Title: Now there are 1 points, 2 points, 5 cent coins total 100, the total amount of 2.46 yuan, please use the program to calculate 1 points, 2 points, 5 points each has how many, how much algorithm?
This is a recent interview encountered a topic, just start without thinking, a look at this is a three-dimensional equation group, assuming that the number of a, B, C, there will be an unknown and two groups of equations, how to solve?
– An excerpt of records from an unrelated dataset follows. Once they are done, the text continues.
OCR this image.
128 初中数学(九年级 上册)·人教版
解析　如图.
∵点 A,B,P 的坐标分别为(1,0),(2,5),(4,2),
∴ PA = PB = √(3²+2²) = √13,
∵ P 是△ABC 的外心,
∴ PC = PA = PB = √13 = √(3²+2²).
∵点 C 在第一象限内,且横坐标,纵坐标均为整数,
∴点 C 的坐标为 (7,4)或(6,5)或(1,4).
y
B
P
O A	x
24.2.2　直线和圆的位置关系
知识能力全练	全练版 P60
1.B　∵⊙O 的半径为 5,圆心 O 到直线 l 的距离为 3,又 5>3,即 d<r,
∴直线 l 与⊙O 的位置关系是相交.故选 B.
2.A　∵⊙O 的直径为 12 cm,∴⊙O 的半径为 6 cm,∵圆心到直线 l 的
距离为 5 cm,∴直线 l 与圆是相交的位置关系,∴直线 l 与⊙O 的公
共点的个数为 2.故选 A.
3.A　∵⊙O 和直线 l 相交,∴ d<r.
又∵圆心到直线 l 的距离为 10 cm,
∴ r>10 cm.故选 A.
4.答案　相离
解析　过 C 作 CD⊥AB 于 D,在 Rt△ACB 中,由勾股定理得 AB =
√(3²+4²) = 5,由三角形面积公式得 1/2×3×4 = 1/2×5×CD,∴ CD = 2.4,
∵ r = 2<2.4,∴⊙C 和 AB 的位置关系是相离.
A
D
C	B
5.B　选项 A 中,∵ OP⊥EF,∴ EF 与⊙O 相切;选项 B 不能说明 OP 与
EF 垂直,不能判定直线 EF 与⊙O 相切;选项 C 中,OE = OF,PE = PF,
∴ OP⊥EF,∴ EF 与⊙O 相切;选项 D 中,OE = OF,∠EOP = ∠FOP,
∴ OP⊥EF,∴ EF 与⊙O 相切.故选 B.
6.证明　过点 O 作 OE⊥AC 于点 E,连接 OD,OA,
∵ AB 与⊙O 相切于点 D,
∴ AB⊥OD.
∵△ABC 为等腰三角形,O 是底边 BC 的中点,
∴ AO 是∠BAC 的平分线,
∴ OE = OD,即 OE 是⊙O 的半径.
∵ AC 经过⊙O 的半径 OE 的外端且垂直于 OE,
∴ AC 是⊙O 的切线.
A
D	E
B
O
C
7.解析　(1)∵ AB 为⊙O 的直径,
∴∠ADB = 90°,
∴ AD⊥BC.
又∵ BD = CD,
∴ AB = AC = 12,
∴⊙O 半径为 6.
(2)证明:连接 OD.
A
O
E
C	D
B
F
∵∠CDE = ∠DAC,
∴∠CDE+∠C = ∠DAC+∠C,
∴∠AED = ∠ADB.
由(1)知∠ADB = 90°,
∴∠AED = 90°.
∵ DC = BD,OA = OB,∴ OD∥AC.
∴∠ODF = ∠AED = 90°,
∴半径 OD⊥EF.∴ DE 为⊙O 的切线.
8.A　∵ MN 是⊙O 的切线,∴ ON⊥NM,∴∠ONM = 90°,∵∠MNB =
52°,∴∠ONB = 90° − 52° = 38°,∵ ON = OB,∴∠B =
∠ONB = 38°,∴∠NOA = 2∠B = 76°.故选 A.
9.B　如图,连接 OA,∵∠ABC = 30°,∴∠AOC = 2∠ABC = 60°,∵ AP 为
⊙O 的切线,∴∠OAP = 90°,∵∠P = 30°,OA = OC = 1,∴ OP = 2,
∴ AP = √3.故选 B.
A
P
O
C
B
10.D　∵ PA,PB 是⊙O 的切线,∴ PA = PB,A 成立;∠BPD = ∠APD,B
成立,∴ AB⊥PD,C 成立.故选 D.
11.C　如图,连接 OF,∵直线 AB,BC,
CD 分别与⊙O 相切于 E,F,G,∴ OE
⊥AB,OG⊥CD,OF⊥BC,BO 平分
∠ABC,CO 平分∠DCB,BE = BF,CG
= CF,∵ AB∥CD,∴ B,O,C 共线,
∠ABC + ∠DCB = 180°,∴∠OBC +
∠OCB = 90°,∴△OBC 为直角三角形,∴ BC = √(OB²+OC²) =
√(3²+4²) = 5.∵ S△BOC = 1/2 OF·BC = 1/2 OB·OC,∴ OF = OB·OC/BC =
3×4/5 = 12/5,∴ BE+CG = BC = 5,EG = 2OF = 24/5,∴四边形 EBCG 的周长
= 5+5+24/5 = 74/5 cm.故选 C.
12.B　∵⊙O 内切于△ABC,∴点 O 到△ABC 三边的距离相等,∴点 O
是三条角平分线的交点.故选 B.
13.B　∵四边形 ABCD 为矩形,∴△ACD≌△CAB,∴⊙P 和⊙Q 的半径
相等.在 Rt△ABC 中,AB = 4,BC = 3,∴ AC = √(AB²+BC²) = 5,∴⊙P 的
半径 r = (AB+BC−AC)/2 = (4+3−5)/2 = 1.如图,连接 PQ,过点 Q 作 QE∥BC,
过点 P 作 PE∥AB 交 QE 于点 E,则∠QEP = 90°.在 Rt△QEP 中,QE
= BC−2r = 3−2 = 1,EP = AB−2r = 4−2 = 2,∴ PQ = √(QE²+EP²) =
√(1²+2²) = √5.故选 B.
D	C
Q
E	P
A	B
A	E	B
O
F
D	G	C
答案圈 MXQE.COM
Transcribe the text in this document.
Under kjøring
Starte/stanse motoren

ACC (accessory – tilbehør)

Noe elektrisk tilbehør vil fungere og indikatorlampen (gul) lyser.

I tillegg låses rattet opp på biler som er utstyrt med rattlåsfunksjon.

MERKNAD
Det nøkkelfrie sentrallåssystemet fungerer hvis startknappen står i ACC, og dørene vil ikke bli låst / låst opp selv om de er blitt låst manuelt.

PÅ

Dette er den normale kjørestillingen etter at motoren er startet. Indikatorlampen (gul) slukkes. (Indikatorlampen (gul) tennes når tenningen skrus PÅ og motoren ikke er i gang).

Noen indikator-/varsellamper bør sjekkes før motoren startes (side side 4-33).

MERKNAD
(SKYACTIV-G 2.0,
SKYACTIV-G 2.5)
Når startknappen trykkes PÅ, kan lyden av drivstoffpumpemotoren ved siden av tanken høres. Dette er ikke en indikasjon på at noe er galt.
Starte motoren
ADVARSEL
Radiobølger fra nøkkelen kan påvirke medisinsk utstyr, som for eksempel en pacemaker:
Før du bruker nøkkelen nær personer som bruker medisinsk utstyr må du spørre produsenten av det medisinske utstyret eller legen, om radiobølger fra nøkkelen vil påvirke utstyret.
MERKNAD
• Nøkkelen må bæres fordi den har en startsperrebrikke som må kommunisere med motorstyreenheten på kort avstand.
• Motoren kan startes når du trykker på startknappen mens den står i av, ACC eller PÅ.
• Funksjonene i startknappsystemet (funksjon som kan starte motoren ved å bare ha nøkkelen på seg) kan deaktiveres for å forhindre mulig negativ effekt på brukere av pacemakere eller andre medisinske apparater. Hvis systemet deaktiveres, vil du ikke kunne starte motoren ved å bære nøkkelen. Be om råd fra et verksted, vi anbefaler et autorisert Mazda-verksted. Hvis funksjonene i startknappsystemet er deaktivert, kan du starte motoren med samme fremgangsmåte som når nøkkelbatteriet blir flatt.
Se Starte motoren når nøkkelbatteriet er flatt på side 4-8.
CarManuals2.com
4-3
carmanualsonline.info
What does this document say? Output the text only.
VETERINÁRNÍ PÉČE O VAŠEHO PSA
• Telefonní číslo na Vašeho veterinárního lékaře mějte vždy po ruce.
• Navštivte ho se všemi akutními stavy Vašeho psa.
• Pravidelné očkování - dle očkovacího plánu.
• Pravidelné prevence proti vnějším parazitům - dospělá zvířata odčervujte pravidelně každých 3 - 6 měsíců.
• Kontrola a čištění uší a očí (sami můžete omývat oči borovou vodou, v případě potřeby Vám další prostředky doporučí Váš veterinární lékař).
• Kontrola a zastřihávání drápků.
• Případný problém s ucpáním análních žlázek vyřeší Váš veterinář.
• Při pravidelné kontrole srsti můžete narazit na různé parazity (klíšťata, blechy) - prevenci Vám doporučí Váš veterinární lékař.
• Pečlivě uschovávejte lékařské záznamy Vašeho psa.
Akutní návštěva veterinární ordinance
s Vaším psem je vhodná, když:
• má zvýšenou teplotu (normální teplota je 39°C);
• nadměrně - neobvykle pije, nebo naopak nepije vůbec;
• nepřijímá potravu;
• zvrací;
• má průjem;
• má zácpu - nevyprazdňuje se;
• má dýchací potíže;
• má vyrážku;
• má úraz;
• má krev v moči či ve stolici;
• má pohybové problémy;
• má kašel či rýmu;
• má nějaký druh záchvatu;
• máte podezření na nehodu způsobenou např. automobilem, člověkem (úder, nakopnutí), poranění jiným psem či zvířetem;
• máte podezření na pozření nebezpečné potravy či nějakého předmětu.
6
Maths is really a white study!
So I found this topic on the Internet, but the topic is slightly different:
Files: Program1.cs
//question: 1 minutes, 2 minutes, 5 cents, a total of 2.46 yuan, to find the number of coins//Answer: You did not specify whether to ask for the minimum number of coins, because there are thousands of composition, so I will write you a console, ask for the minimum number of coins itusingSystem;namespaceconsoleapplication1{classProgram1 {Static voidMain (string[] args) { intMoney =246;//Total 246 points intNumber5;//Number5 The number of coins that require 5 cents intnumber2;//number2 The number of coins that require 2 cents intNumber1;//number1 The number of coins that require 1 centsNumber5 = Money/5; Number2= (Money%5) /2; Number1= Money%5%2; Console.WriteLine ("need:"+"\ n"+"5-cent Coin:"+ Number5 +"a"+"\ n"+"2-cent Coin:"+ Number2 +"a"+"\ n"+"1-cent Coin:"+ Number1 +"a"); Console.ReadLine (); } }}
Operation Result:
According to this buddy's train of thought, set three unknowns this point is the same as mine, and he gives me the inspiration to have the following points:
- Setting 246 also to a variable money is reflected in the code, so I can also set 100 as a variable, the advantage is that the number of coins changed to 1000 or even 10000 of cases.
- He used money as a variable, by taking the remainder and division, completely independent of the value of three variables, the revelation of my 5 cents in the number of coins, the number of 5 coins can be completely independent of the number of 1 points and 2 cent coins.
- Using the For loop to traverse 5 cent of the number of coins is another buddy gave me the inspiration, since there are only 2 equations 3 unknowns of the ternary one-time equation, think about the answer may be more than one, that gives me the first idea is to use the "test" method, first a coin may appear the number of "substituting" in, Fortunately, it is found that two equations can be added and reduced, eliminating one of the unknowns, can do the above mentioned, with one of the number of coins completely independent expression of the other two coins.
/* A + b + c = +; A + 2b + 5c = 246; b = 246-100-4c; A = 3c-246 + 2*100; */
Files: Program2.cs
usingSystem;namespaceconsoleapplication2{classProgram2 {Static voidMain (string[] args) { intMoney =246;//Total 246 points intAmount = -; intNumber5;//Number5 The number of coins that require 5 cents intnumber2;//number2 The number of coins that require 2 cents intNumber1;//number1 The number of coins that require 1 cents intCount = 0; for(inti =0; I < money/5; i++) {Number5=i; Number2= Money-amount-4*Number5; Number1=3* Number5-money +2*amount; if(Number2 >=0&& Number1 >=0) {Console.WriteLine ("5 points: {0}, 2 points: {1}, 1 points: {2}", Number5, Number2, number1); Count++; }} Console.WriteLine ("A total of {0} algorithms ...", Count); Console.ReadLine (); } }}
Calculation Result:
To this end, if the above process has any errors or who have a better way, hope to see the friends of the liberal enlighten, a lot of guidance!
Interviewquestion_c#_probl_ calculates 1 minutes, 2 minutes, 5 cents, how many pieces are there?